On Sun, Dec 12, 2021 at 12:07:30PM -0700, Carl Meyer wrote:

> I don't think this is a fair dismissal of the concern. Taken broadly,
> function "wrapping" is extremely common, in the sense that what many
> (most?) functions do is call other functions, and there is a wide
> spectrum of "wrapping" from "pure wrapper that does not change the
> signature at all" through "non-trivial wrapper that has a different
> signature but requires some of the same arguments with the same
> semantics" all the way to "not a wrapper at all because it uses the
> called function for a very small portion of what it does and shares no
> signature with it."
> 
> In any case where the same argument with the same semantics needs to
> be passed through multiple layers of a function call chain (and again,
> my experience is this is quite common in real world code; I can
> collect some data on this if anyone finds this assertion
> unconvincing), non-trivial argument defaults are painful. One is faced
> with two unappealing options: either duplicate the non-trivial default
> (in which case you have code duplication and more places to update on
> any change), or give up entirely on introspectable/legible signatures
> and use `*args, **kwargs`.

I think you have identified a real pain point, function wrapping, but it 
is a much bigger pain point that just function defaults, and it won't be 
made appreciably worse by late-bound defaults.

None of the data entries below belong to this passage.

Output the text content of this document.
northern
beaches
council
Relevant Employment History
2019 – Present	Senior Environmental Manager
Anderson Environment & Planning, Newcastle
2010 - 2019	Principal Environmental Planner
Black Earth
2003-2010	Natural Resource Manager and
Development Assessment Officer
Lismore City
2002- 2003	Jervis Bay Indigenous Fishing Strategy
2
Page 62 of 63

Over the years, I have written about this pain point a number of times. 
It is much more significant than just defaults: it is hits parameter 
naming, and order, and annotations.

The problem is that we have no good notation to say that one function 
inherits its signature (possibly with changes) from another function.

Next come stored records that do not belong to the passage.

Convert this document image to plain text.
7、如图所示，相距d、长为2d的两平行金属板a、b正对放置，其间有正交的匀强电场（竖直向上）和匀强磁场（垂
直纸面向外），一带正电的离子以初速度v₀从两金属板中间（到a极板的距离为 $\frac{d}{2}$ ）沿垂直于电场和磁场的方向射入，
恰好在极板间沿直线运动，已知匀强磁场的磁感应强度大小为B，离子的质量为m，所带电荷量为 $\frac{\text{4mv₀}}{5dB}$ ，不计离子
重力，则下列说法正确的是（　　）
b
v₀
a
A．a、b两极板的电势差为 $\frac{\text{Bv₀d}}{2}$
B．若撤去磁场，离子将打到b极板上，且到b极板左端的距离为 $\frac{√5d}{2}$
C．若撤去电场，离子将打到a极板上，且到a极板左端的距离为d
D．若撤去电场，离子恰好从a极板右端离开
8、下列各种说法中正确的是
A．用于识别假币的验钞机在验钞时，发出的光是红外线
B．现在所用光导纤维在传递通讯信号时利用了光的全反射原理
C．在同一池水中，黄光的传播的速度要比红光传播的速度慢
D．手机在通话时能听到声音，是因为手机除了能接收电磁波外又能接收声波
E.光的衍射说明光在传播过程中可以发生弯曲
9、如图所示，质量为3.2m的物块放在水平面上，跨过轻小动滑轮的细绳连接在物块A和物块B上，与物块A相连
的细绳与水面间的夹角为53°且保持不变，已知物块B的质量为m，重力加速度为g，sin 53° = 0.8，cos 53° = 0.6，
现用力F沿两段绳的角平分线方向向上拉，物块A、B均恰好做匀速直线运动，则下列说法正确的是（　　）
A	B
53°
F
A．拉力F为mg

This is especially noticable during rapid experimental development, 
where the signature of functions might be changing rapidly, but it 
occurs in stable code too. Even if the signature is changing, the 
wrapper nevertheless has to be aware of the signature, and duplicate it.

The idea that this problem is unique, or especially acute, for function 
defaults is false. It is a problem across the board:

- if the *order of parameters* changes, the wrapping function must 
  also change, unless it exclusively uses keyword arguments;

- if the *parameter names* change, the wrapping function likewise
  must also change, unless it exclusively uses positional arguments;

- if the *parameter type declarations* change, the wrapping function
  should also change, lest the reader get confused, and static or
  runtime type checkers flag the code as wrong.

Or to put it more succinctly:

The wrapper must be aware of the wrapped signature in order to duplicate 
it. Function signatures are code, and this is a violation of DRY.

If anything, the "default argument" problem is the *least* issue here, 
not the most, because the wrapper can, at least sometimes, just omit the 
parameter with a default.

The only solution to this right now is to use `*args, **kwargs`.

If that hurts introspection, then that demonstrates a weakness in our 
introspection tools that needs to be fixed.

If you try to reduce the problem by removing defaults, or annotations, 
or only using keyword arguments, or only using positional arguments, not 
only does it not solve the problem, but the solution is worse than the 
problem being solved.

But if we focus only on one tiny little corner of the problem space, 
complex defaults (whether early or late), there is one other possible 
mitigation that is out of scope for this PEP but perhaps we could 
consider it. Namely a Javascript-like undefined value that the 
interpreter can use as an explicit signal to "treat this as a missing 
argument and use the default".

But undefined has its own problems to, and its not clear to me that this 
would be any more of a solution to the tight coupling between wrapper 
and wrapped functions problem than any of the other non-solutions are.

In any case, coming back to this PEP:

- late defaults do not make the wrapper problem appreciably worse;

- the wrapper problem has something of a solution, `*args, **kwargs`,
  but our tooling needs to be better at handling that;

- that tooling weakness is independent of this PEP and should be fixed
  regardless of this PEP;

- arguably, the wrapper problem may reduce the scope for people to use 
  late defaults, since they might prefer to use None or some other
  sentinel, but it doesn't eliminate it.